I have of course searched the net and YouTube before bothering members but can find very little. I also think it's best if you can get firsthand knowledge from people who have been there rather than anon online articles. Thanks again


----------



## snikpoh (Nov 19, 2007)

Rabbitcat said:


> Hi folks
> 
> Another info seeking request on a town. Anyone know much/ anything about this one.
> 
> I have of course searched the net and YouTube before bothering members but can find very little. I also think it's best if you can get firsthand knowledge from people who have been there rather than anon online articles. Thanks again


What would you like to know?

The town is quite small with few expats. The roads are very narrow with almost no parking in the centre. You would have to be fit to live there as it's on a hill with narrow cobbled 'lanes'.

It's really quite beautiful with the main square having many houses and shops with cave rooms (underground rooms anyway). The actual cave houses are great to visit if you have a head for heights and aren't too large 

Nearest 'big' town is Ontinyent or over the mountains and the Sierra Mariola (if it's still there after yesterdays forest fire) is Alcoy.


----------



## The Skipper (Nov 26, 2014)

Rabbitcat said:


> Hi folks
> 
> Another info seeking request on a town. Anyone know much/ anything about this one.
> 
> I have of course searched the net and YouTube before bothering members but can find very little. I also think it's best if you can get firsthand knowledge from people who have been there rather than anon online articles. Thanks again


I can endorse what Snikpoh has said. As the crow flies it is not far from where I live, and we could clearly see the smoke from yesterday's fire, but it is about a 30-40 minute drive because we have a large mountain (Montcabrer) between us! It is one of the many places that we always take our visitors to see because it is so beautiful and interesting, but the fact that it is a tourist attraction would put me off of living there! Our friends fell in love with a house near Bocarient, a beautifully restored finca in a picturesque gorge, but luckily discovered the flooding history before making an offer (the fact that a stream through the gorge was still running in July rang alarm bells)!


----------



## Rabbitcat (Aug 31, 2014)

Weather folks, what's it like in winter?
Thanks


----------



## snikpoh (Nov 19, 2007)

Rabbitcat said:


> Weather folks, what's it like in winter?
> Thanks


Like Ontinyent, it can get cold and you can get snow (I guess it's a bit higher up so may be a touch colder).

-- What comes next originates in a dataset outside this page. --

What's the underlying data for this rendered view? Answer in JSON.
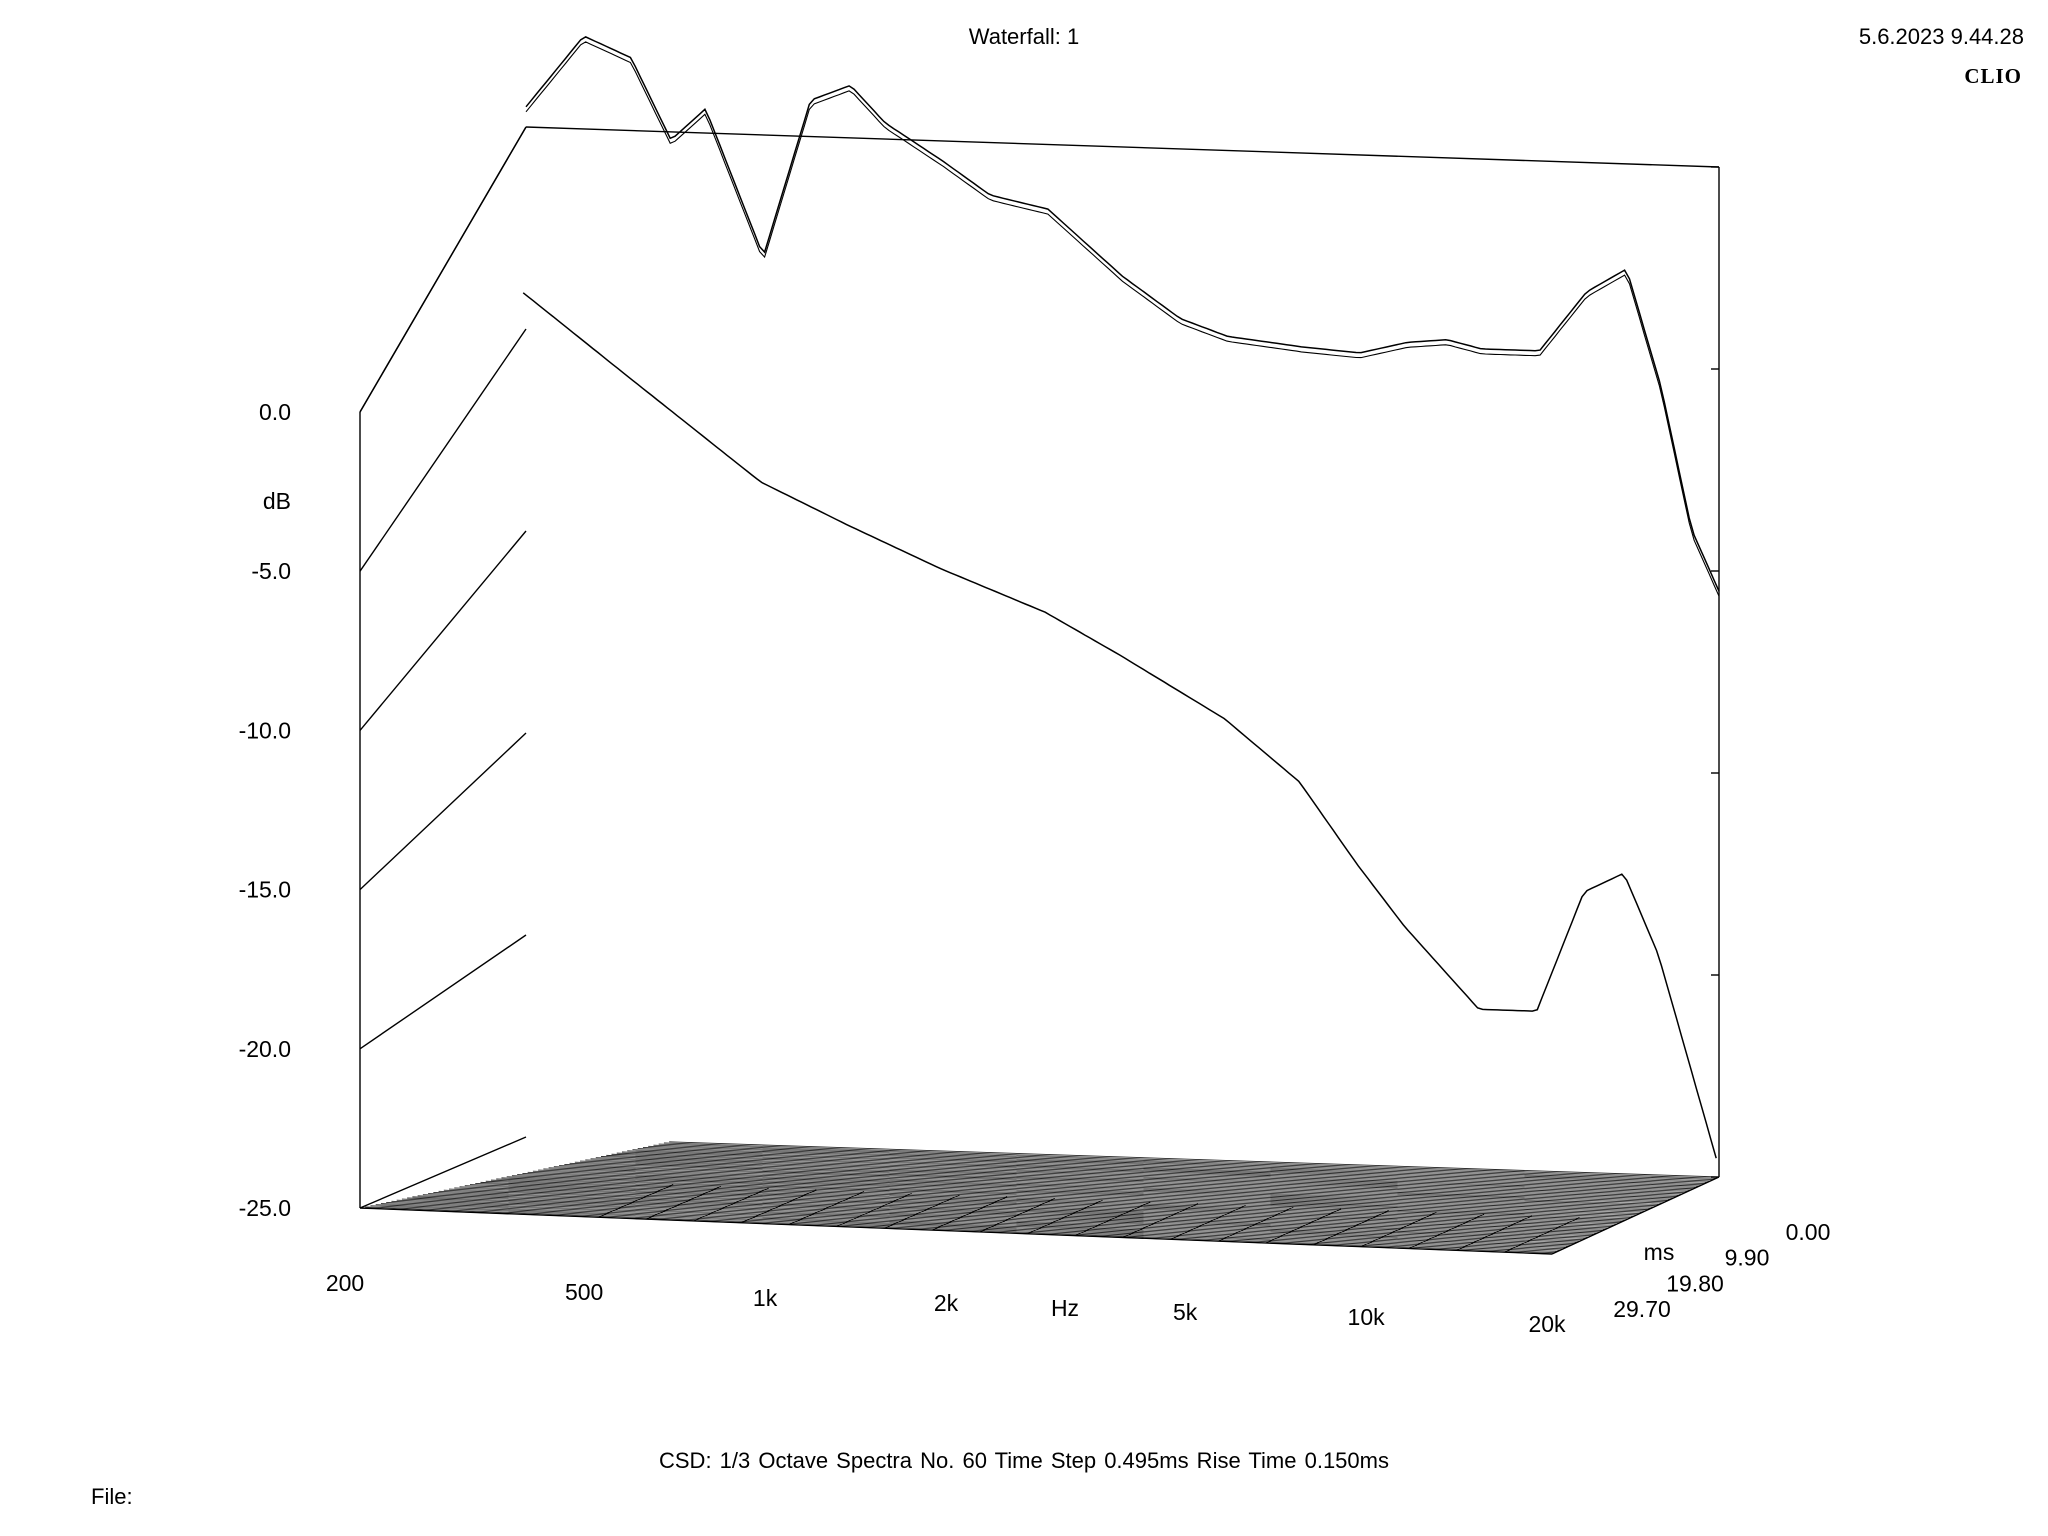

However, on the whole very moderate. This last winter we had maybe just a couple of frosty mornings but no snow and in the twenties by mid afternoon.

Again, like Ontinyent I think they haven't seen rain for ages.


----------



## Rabbitcat (Aug 31, 2014)

Thanks folks very much appreciated. Sadly your talk of serious hills puts my smoke out totally, great to have these insights. Cheers


----------



## snikpoh (Nov 19, 2007)

Rabbitcat said:


> Thanks folks very much appreciated. Sadly your talk of serious hills puts my smoke out totally, great to have these insights. Cheers


I'm sure you've done this but if not, take a look here https://www.google.es/search?q=bocairent&espv=2&biw=1280&bih=899&source=lnms&tbm=isch&sa=X&ved=0ahUKEwj9ypTxtJvOAhWJLhoKHbdUDyUQ_AUIBigB


----------